Suite à l’avis consultatif de la CIJ, le gouvernement irlandais a donc relancé l’UE pour qu’elle avance sur le sujet. Mais rien ne bouge au sein de l’UE, bloquée par les différents alliés d’Israël en son sein. L’Irlande a donc demandé un avis à la Procureure générale irlandaise sur la manière d’agir. Cette dernière a établi qu’il existait des exceptions en droit européen pour qu’un Etat membre puisse légiférer seul en matière de commerce, sur base de motifs d’ordre public ou de moralité publique prévus à l’Article 24, §2 du Règlement Importation de l’UE.

Qu’en est-il en Belgique ?

En novembre 2023, une proposition de loi avait été déposée par la présidente de la Commission Relations extérieures, Els Van Hoof (CD&V), au Parlement fédéral pour interdire l’importation des produits des colonies. Cette proposition avait été soutenue par les socialistes et les écologistes. Seuls manquaient les soutiens des libéraux pour parvenir à un accord au sein de la majorité. Les élections du 9 juin ont ensuite rebattu les cartes.

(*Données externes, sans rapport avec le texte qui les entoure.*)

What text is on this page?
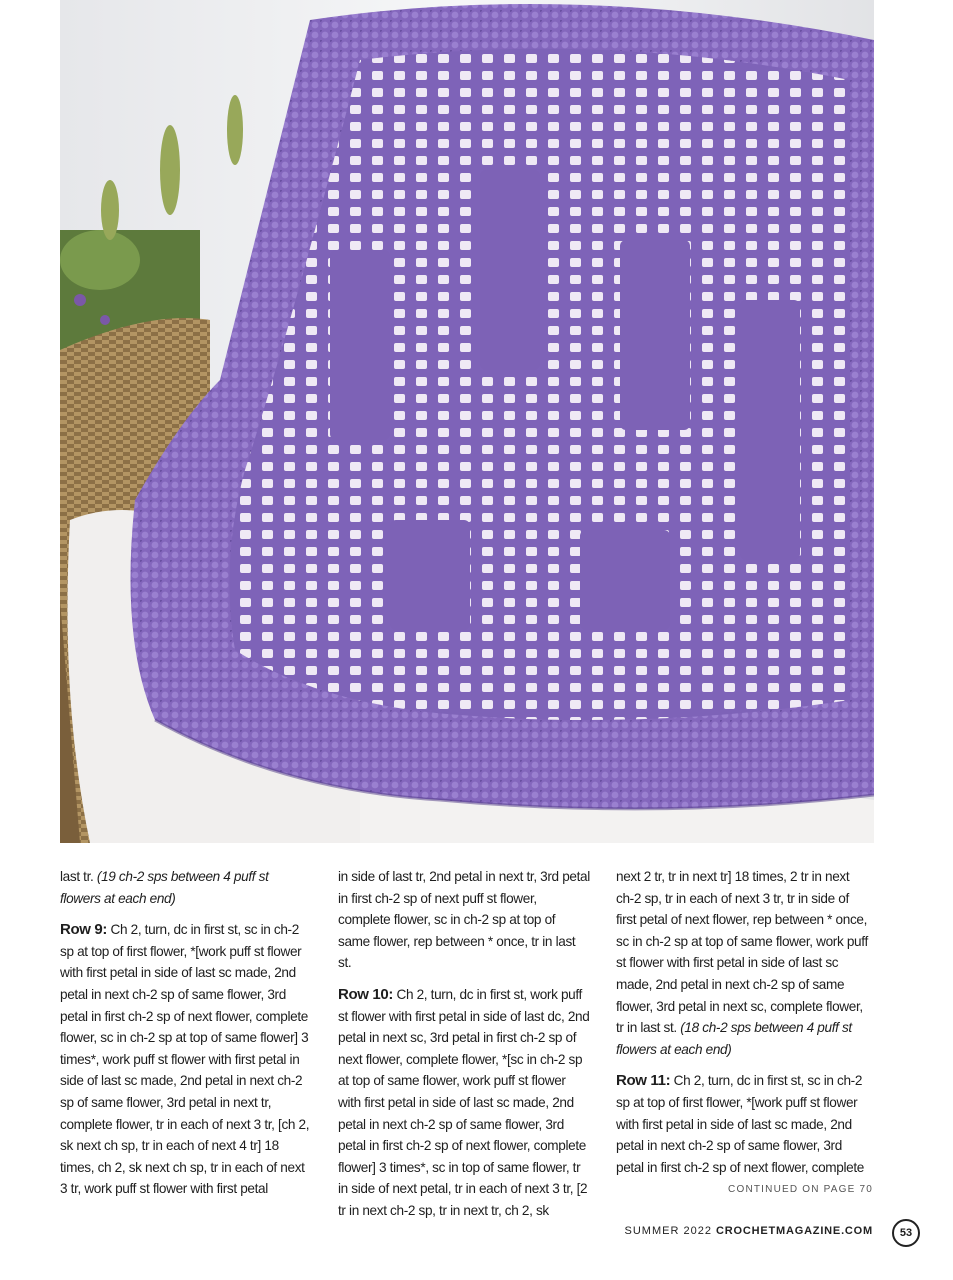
last tr. (19 ch-2 sps between 4 puff st flowers at each end)

Row 9: Ch 2, turn, dc in first st, sc in ch-2 sp at top of first flower, *[work puff st flower with first petal in side of last sc made, 2nd petal in next ch-2 sp of same flower, 3rd petal in first ch-2 sp of next flower, complete flower, sc in ch-2 sp at top of same flower] 3 times*, work puff st flower with first petal in side of last sc made, 2nd petal in next ch-2 sp of same flower, 3rd petal in next tr, complete flower, tr in each of next 3 tr, [ch 2, sk next ch sp, tr in each of next 4 tr] 18 times, ch 2, sk next ch sp, tr in each of next 3 tr, work puff st flower with first petal

in side of last tr, 2nd petal in next tr, 3rd petal in first ch-2 sp of next puff st flower, complete flower, sc in ch-2 sp at top of same flower, rep between * once, tr in last st.

Row 10: Ch 2, turn, dc in first st, work puff st flower with first petal in side of last dc, 2nd petal in next sc, 3rd petal in first ch-2 sp of next flower, complete flower, *[sc in ch-2 sp at top of same flower, work puff st flower with first petal in side of last sc made, 2nd petal in next ch-2 sp of same flower, 3rd petal in first ch-2 sp of next flower, complete flower] 3 times*, sc in top of same flower, tr in side of next petal, tr in each of next 3 tr, [2 tr in next ch-2 sp, tr in next tr, ch 2, sk

next 2 tr, tr in next tr] 18 times, 2 tr in next ch-2 sp, tr in each of next 3 tr, tr in side of first petal of next flower, rep between * once, sc in ch-2 sp at top of same flower, work puff st flower with first petal in side of last sc made, 2nd petal in next ch-2 sp of same flower, 3rd petal in next sc, complete flower, tr in last st. (18 ch-2 sps between 4 puff st flowers at each end)

Row 11: Ch 2, turn, dc in first st, sc in ch-2 sp at top of first flower, *[work puff st flower with first petal in side of last sc made, 2nd petal in next ch-2 sp of same flower, 3rd petal in first ch-2 sp of next flower, complete

CONTINUED ON PAGE 70
SUMMER 2022 CROCHETMAGAZINE.COM	53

Mais l’avis consultatif de la CIJ change désormais la donne. Il établit des obligations claires pour les Etats tiers. La Belgique a par ailleurs voté en faveur de la résolution à l’Assemblée générale des Nations Unies qui stipule clairement que les Etats doivent interdire l’importation des produits des colonies. Et l’Irlande montre aujourd’hui l’exemple.
Fin août, le CD&V a redéposé le texte de proposition de loi au Parlement fédéral. Il est donc aujourd’hui temps de passer de la parole aux actes en adoptant cette proposition de loi et en indiquant ainsi, aux côtés de l’Irlande, la voie à suivre au reste de l’UE pour respecter du droit international.